Editor's note: An earlier version of this story incorrectly described one aspect of the companies' dispute over Suzuki's A-star minicar. The disagreement centered on laser welding and spot welding.
It was a tense, two-hour summit at the Frankfurt Sheraton hotel.
For months, Suzuki Motor Corp. and Volkswagen AG had been sparring over their unraveling alliance. Now, Suzuki Executive Vice President Yasuhito Harayama was about to drop a bombshell.
The date: Sept. 9, 2011, days before the Frankfurt auto show.
VW, Harayama warned, had three days to say whether it would start negotiating an end to the ill-fated capital tie-up with Suzuki, or Suzuki would go public with its demand that VW sell off its 19.9 percent stake.
Chairman Osamu Suzuki, who had inked the much-ballyhooed alliance with VW a mere 21 months earlier, already was preparing for a news conference the following Monday in Tokyo -- where he would blast his German partner as a "ball and chain" and demand a "divorce."
A filing to the Tokyo Stock Exchange was all ready to go.
Harayama, a feisty negotiator hired by Suzuki from Japan's powerful Ministry of Economy, Trade and Industry, had flown to Germany to deliver the ultimatum to VW Vice President Detlef Wittig.
"The alliance is meaningless," Harayama told his interlocutor, according to internal Suzukidocuments chronicling the demise of the alliance that were obtained by Automotive News.
"Our engineers have lost the desire to cooperate with VW."
A tipping point, Harayama added, came during an earlier top management meeting. The Suzuki side presented VW CEO Martin Winterkorn a list of complaints. But the tactic backfired.
According to Suzuki's version of events, instead of contemplating Suzuki's suggestions for mending relations, the ticked-off German surprised the Japanese by pounding the table in irritation.

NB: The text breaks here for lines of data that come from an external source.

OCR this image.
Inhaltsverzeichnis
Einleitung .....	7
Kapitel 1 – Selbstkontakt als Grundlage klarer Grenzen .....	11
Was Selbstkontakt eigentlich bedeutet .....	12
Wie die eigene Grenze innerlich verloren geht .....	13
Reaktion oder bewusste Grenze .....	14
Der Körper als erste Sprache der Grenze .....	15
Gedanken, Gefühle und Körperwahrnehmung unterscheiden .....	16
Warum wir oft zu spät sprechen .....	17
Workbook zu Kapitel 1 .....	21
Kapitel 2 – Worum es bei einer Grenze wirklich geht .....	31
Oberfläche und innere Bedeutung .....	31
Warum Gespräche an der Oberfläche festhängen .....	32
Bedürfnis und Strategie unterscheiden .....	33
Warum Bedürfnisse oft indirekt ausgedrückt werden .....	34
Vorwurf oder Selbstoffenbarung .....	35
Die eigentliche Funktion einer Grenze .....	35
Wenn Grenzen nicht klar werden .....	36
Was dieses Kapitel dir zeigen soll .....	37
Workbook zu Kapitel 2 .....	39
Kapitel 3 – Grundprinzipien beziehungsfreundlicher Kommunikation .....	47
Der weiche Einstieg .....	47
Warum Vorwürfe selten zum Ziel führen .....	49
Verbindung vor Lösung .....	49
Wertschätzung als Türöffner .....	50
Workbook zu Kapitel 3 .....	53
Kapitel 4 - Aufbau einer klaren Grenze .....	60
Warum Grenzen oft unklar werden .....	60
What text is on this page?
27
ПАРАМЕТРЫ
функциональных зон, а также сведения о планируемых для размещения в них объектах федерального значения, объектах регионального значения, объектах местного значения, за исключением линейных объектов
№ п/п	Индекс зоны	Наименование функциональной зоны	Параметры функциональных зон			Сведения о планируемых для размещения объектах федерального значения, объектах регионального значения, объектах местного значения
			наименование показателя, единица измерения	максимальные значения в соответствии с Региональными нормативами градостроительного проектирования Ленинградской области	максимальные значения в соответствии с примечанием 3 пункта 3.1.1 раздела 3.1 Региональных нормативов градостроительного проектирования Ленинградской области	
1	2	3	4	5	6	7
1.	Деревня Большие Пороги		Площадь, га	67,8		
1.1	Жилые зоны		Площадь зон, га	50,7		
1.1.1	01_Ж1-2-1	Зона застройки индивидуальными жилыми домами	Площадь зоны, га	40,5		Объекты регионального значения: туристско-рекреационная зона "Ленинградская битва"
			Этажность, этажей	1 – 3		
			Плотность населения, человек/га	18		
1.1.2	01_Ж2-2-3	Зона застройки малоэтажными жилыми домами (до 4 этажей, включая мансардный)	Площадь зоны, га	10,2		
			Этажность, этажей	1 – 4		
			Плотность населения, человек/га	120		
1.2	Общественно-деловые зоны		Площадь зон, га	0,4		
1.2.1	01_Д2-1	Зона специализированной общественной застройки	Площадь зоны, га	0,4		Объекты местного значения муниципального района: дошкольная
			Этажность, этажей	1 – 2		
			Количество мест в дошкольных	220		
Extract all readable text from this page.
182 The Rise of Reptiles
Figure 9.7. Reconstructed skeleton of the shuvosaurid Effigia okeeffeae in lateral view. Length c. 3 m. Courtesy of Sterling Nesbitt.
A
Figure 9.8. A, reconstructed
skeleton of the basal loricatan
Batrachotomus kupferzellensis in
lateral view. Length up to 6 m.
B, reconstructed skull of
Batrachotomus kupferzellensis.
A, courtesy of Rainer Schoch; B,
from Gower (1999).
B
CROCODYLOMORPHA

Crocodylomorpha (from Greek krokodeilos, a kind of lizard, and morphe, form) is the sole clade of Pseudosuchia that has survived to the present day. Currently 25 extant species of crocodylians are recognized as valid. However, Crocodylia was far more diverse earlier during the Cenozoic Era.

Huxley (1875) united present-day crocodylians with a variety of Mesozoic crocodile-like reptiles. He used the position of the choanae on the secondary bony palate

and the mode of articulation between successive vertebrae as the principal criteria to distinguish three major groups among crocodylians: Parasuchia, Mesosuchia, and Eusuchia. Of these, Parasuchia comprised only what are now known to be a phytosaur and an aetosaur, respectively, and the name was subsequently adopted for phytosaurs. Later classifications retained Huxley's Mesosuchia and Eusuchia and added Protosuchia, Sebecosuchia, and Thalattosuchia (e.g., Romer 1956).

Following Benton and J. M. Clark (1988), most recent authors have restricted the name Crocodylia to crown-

"With this, we understood that it is impossible to work with top management to resolve the front-line problems," Harayama told an off-guard Wittig, who insisted he hadn't come to the meeting to negotiate with Harayama. "We want a 'yes' or 'no' answer about whether we will hold joint discussions," Harayama demanded before excusing himself to catch his flight home.
A satisfactory answer never came. The next Monday, Osamu Suzuki, the bushy-browed patriarch of the tiny Japanese maker, went in front of the press to demand his "divorce" from the German giant.
In an era in which industry consolidation is again being urged by leaders such as Fiat Chrysler Automobiles CEO Sergio Marchionne, the VW-Suzuki tie-up provides a cautionary tale. Common wisdom held that it would be a boon to both players. Suzuki would gain access to next-generation, fuel-efficient powertrain technologies and advanced markets while VW would get help tapping India and learn low-cost manufacturing.
Yet two years later, the honeymoon came to a crashing halt without the realization of a single joint project.